Eat everything you enjoy, in moderation. If someone serves me asparagus, I'll eat it.
Unfortunately, the phytochemicals that are useful against cancer have to be ingested at pharmaceutical rather than physiological levels.
We expect too much from food. IMO
-Patrick
When I am lazy I make myself a "peanut butter McMuffin", toasted of course.
I am starting to get confused about asparagus , last year when I was diagnosed with prostate cancer I was reading how good it was , so I added it to my diet, I read that US National Cancer Institute, that asparagus is the highest tested food containing glutathione, which is considered one of the body’s most potent anticarcinogens and antioxidants. Then recently on my local tv news that asparagus contains asparagine that causes cancer. and it is in a lot of foods that I thought was also good to eat like legumes and nuts. I am thinking how do these research studies conflict one from another.
For one thing, the research was done only in mice, and hasn't been performed in humans. Mice are not people, and scientists know well that animal models don't always mimic the way diseases work in human bodies.
Plus, asparagine wasn't found to cause cancer, even in the mice studied. The compound merely made triple-negative breast cancer spread more quickly around the tiny rodent bodies. The same effect might be true for other cancers in mice, but more research is needed to know for sure.

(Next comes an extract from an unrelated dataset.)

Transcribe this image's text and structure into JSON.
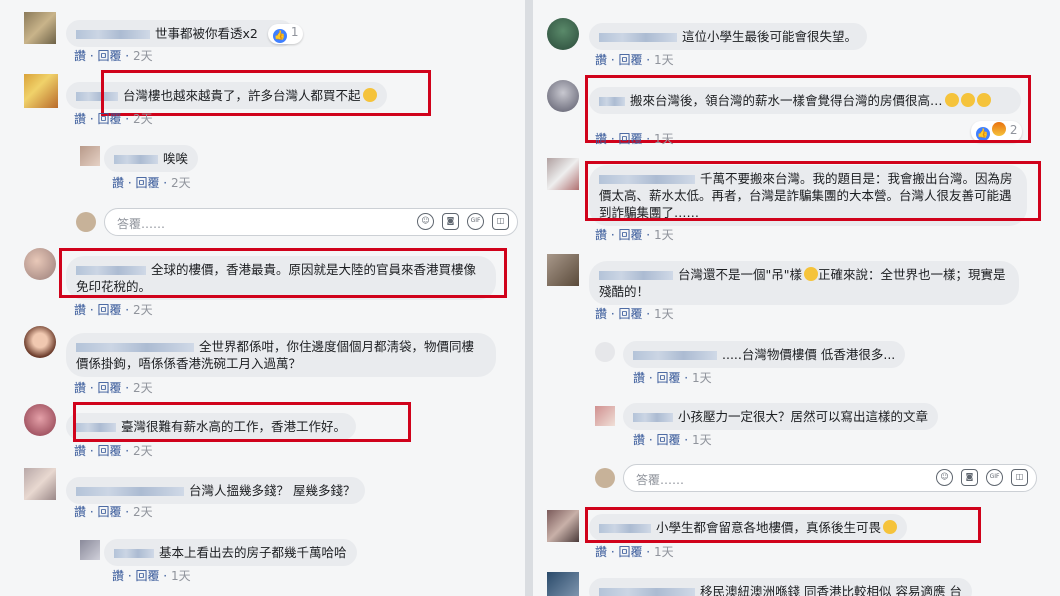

then it is said "more research is needed" if these researchers were having humans instead of mice, it might have some substance. they should actually say nothing until the research is taking from the mice studies to human studies. I remember reading about how mice studies was back it the 80's , they would give mice high doses of what the study was about. I thought even then when I was young and healthy, if I was to eat massive amounts of something of one food item it can't be good. but it seems with the speed of how news gets to the public now days makes it even worse and confusing for cancer survivors.

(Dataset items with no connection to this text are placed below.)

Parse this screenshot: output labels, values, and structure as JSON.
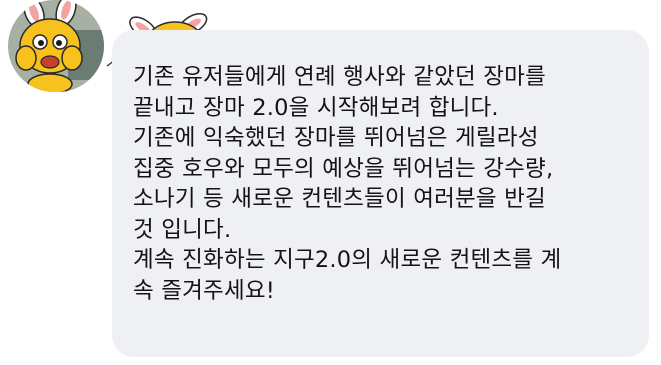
{
  "chat": {
    "message_lines": [
      "기존 유저들에게 연례 행사와 같았던 장마를",
      "끝내고 장마 2.0을 시작해보려 합니다.",
      "기존에 익숙했던 장마를 뛰어넘은 게릴라성",
      "집중 호우와 모두의 예상을 뛰어넘는 강수량,",
      "소나기 등 새로운 컨텐츠들이 여러분을 반길",
      "것 입니다.",
      "계속 진화하는 지구2.0의 새로운 컨텐츠를 계",
      "속 즐겨주세요!"
    ]
  },
  "colors": {
    "bubble": "#eef0f3",
    "text": "#141414",
    "character_yellow": "#f7c21e"
  },
  "icons": {
    "avatar": "yellow-bunny-character-avatar",
    "sticker": "yellow-bunny-character-sticker"
  }
}
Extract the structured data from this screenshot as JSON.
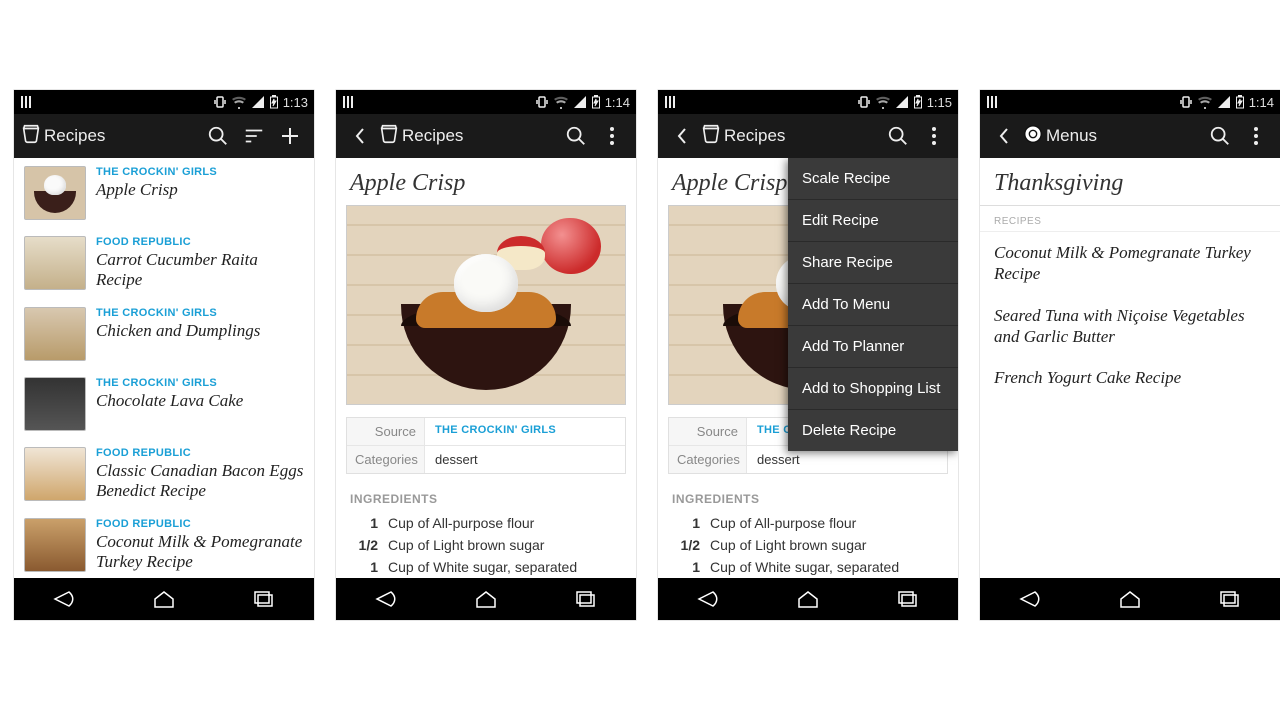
{
  "screens": [
    {
      "time": "1:13",
      "app_title": "Recipes",
      "actions": [
        "search",
        "filter",
        "add"
      ],
      "list": [
        {
          "source": "THE CROCKIN' GIRLS",
          "title": "Apple Crisp",
          "thumb": "crisp"
        },
        {
          "source": "FOOD REPUBLIC",
          "title": "Carrot Cucumber Raita Recipe",
          "thumb": "g1"
        },
        {
          "source": "THE CROCKIN' GIRLS",
          "title": "Chicken and Dumplings",
          "thumb": "g2"
        },
        {
          "source": "THE CROCKIN' GIRLS",
          "title": "Chocolate Lava Cake",
          "thumb": "dark"
        },
        {
          "source": "FOOD REPUBLIC",
          "title": "Classic Canadian Bacon Eggs Benedict Recipe",
          "thumb": "g3"
        },
        {
          "source": "FOOD REPUBLIC",
          "title": "Coconut Milk & Pomegranate Turkey Recipe",
          "thumb": "g4"
        }
      ]
    },
    {
      "time": "1:14",
      "app_title": "Recipes",
      "actions": [
        "search",
        "overflow"
      ],
      "back": true,
      "detail": {
        "title": "Apple Crisp",
        "meta": [
          {
            "label": "Source",
            "value": "THE CROCKIN' GIRLS",
            "link": true
          },
          {
            "label": "Categories",
            "value": "dessert",
            "link": false
          }
        ],
        "ingredients_heading": "INGREDIENTS",
        "ingredients": [
          {
            "qty": "1",
            "text": "Cup of All-purpose flour"
          },
          {
            "qty": "1/2",
            "text": "Cup of Light brown sugar"
          },
          {
            "qty": "1",
            "text": "Cup of White sugar, separated"
          }
        ]
      }
    },
    {
      "time": "1:15",
      "app_title": "Recipes",
      "actions": [
        "search",
        "overflow"
      ],
      "back": true,
      "detail": {
        "title": "Apple Crisp",
        "meta": [
          {
            "label": "Source",
            "value": "THE CRO",
            "link": true
          },
          {
            "label": "Categories",
            "value": "dessert",
            "link": false
          }
        ],
        "ingredients_heading": "INGREDIENTS",
        "ingredients": [
          {
            "qty": "1",
            "text": "Cup of All-purpose flour"
          },
          {
            "qty": "1/2",
            "text": "Cup of Light brown sugar"
          },
          {
            "qty": "1",
            "text": "Cup of White sugar, separated"
          }
        ]
      },
      "overflow_menu": [
        "Scale Recipe",
        "Edit Recipe",
        "Share Recipe",
        "Add To Menu",
        "Add To Planner",
        "Add to Shopping List",
        "Delete Recipe"
      ]
    },
    {
      "time": "1:14",
      "app_title": "Menus",
      "actions": [
        "search",
        "overflow"
      ],
      "back": true,
      "menu": {
        "title": "Thanksgiving",
        "section": "RECIPES",
        "recipes": [
          "Coconut Milk & Pomegranate Turkey Recipe",
          "Seared Tuna with Niçoise Vegetables and Garlic Butter",
          "French Yogurt Cake Recipe"
        ]
      }
    }
  ]
}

I have come to a conclusion and this will be my journey to eat mostly plant food and maybe some beef but with low fat and extra lean like 96% lean, 4% fat and grass fed. but only eating beef as a once in week or longer. to stick to a diet of balanced of different vegetables. I just have to believe that is the right way to eat for me.
Mice studies: I remember decades ago, a sugar substitute that may cause cancer. What they gave the mice in volume ; a human male.,150 lbs., would have to drink 83 12 oz. cans of diet soda a day. Some of these mice studies are misleading.